MEDLINE searches, supplemented by various texts, of the literature on HRT, ERT, and selective estrogen receptor modulators (SERMs): tamoxifen, toremifene, and raloxifene.
HRT is primarily used for improving quality of life in women suffering from vasomotor symptoms associated with menopause. HRT is beneficial in postmenopausal women for preventing cardiovascular disease, osteoporosis, and Alzheimer's disease. Review of meta-analyses of clinical trials showed that ERT/HRT ever-users (patients who have ever used ERT/HRT) did not have an increased risk of breast cancer, but current users did have an increased risk, with some studies reporting increasing risk with duration of ERT. No relationship was found between dose or the addition of progestin to ERT and increased breast cancer risk. Overall breast cancer mortality rates associated with HRT were decreased in current users. In general, HRT does not increase the risk of breast cancer in women with a family history of the disease, compared with those without a family history. New HRT strategies that could potentially prevent breast cancer are now being developed. The SERMs tamoxifen and toremifene appear to have positive clinical effects on bone and serum lipids; they are currently being investigated for use as breast cancer chemopreventive agents. Raloxifene, a new SERM used for the prevention of osteoporosis, is an alternative for women who cannot tolerate HRT. Unfortunately, these SERMS have anti-estrogenic effects and thus cause vasomotor adverse effects such as hot flashes and vaginal dryness.
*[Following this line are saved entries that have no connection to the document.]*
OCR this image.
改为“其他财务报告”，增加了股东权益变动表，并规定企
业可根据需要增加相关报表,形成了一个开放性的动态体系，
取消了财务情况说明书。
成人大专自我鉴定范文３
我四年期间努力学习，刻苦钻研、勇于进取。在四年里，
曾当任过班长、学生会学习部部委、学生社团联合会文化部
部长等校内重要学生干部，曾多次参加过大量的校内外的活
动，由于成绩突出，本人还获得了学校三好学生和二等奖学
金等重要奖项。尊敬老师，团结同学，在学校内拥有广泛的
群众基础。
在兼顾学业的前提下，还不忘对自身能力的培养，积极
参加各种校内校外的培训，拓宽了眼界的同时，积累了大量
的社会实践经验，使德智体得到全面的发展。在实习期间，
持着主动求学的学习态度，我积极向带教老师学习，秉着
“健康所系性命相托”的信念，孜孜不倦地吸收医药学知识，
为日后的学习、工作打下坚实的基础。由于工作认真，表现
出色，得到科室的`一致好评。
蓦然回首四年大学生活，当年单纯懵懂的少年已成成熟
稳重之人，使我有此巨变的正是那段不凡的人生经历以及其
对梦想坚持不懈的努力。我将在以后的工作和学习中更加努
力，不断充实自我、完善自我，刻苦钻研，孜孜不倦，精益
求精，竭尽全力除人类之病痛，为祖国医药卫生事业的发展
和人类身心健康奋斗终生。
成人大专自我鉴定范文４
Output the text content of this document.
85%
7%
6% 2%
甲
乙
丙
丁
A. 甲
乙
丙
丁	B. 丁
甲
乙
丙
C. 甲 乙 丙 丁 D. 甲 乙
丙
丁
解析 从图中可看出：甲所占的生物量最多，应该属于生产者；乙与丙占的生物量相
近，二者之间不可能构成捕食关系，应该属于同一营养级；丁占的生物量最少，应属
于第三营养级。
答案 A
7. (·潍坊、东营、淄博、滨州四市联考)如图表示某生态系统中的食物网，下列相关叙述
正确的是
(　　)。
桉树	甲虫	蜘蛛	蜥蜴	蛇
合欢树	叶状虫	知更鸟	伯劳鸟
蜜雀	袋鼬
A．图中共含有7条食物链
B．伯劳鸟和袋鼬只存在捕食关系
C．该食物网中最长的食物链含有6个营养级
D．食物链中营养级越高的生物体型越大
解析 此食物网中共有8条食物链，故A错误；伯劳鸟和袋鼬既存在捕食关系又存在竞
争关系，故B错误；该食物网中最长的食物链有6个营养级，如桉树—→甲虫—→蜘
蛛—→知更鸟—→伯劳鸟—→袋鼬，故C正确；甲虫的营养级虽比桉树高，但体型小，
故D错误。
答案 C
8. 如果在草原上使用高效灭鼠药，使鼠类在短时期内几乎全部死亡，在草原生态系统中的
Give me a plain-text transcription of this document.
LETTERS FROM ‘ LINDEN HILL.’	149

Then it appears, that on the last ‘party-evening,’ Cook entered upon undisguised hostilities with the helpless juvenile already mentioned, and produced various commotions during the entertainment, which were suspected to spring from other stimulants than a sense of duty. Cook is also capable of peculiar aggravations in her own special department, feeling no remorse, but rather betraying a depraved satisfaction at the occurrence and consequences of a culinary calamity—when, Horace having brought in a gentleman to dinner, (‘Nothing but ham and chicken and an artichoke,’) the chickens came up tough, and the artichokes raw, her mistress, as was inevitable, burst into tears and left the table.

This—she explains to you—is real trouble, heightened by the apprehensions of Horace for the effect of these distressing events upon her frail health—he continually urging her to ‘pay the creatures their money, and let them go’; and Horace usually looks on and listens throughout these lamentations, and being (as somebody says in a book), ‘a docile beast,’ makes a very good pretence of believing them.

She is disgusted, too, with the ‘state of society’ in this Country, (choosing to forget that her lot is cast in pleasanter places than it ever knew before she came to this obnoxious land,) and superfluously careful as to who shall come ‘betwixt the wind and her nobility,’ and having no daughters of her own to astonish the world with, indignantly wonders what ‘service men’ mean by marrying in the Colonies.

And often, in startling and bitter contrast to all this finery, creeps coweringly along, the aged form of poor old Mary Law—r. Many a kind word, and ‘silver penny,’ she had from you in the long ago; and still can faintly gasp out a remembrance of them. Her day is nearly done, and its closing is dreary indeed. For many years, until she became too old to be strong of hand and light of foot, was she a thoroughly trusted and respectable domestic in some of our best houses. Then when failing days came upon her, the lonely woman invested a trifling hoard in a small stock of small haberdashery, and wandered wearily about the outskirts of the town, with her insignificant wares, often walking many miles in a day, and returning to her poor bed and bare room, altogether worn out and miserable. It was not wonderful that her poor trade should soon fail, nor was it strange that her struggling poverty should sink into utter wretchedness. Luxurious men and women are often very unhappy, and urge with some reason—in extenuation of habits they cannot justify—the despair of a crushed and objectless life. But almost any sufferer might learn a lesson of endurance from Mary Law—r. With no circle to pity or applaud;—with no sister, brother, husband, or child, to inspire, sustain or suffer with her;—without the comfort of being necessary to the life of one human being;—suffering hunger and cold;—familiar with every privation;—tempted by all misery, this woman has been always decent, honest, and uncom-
In addition, SERMs do not protect against heart disease or prevent osteoporosis as well as does HRT.
Presently, SERMs will not become first-line HRT, as the positive effects of ERT/HRT may outweigh any potentially increased risk of breast cancer. The development of new agents with pharmacodynamic profiles similar to that of ERT/HRT but lacking its adverse effects would be greatly beneficial for postmenopausal women.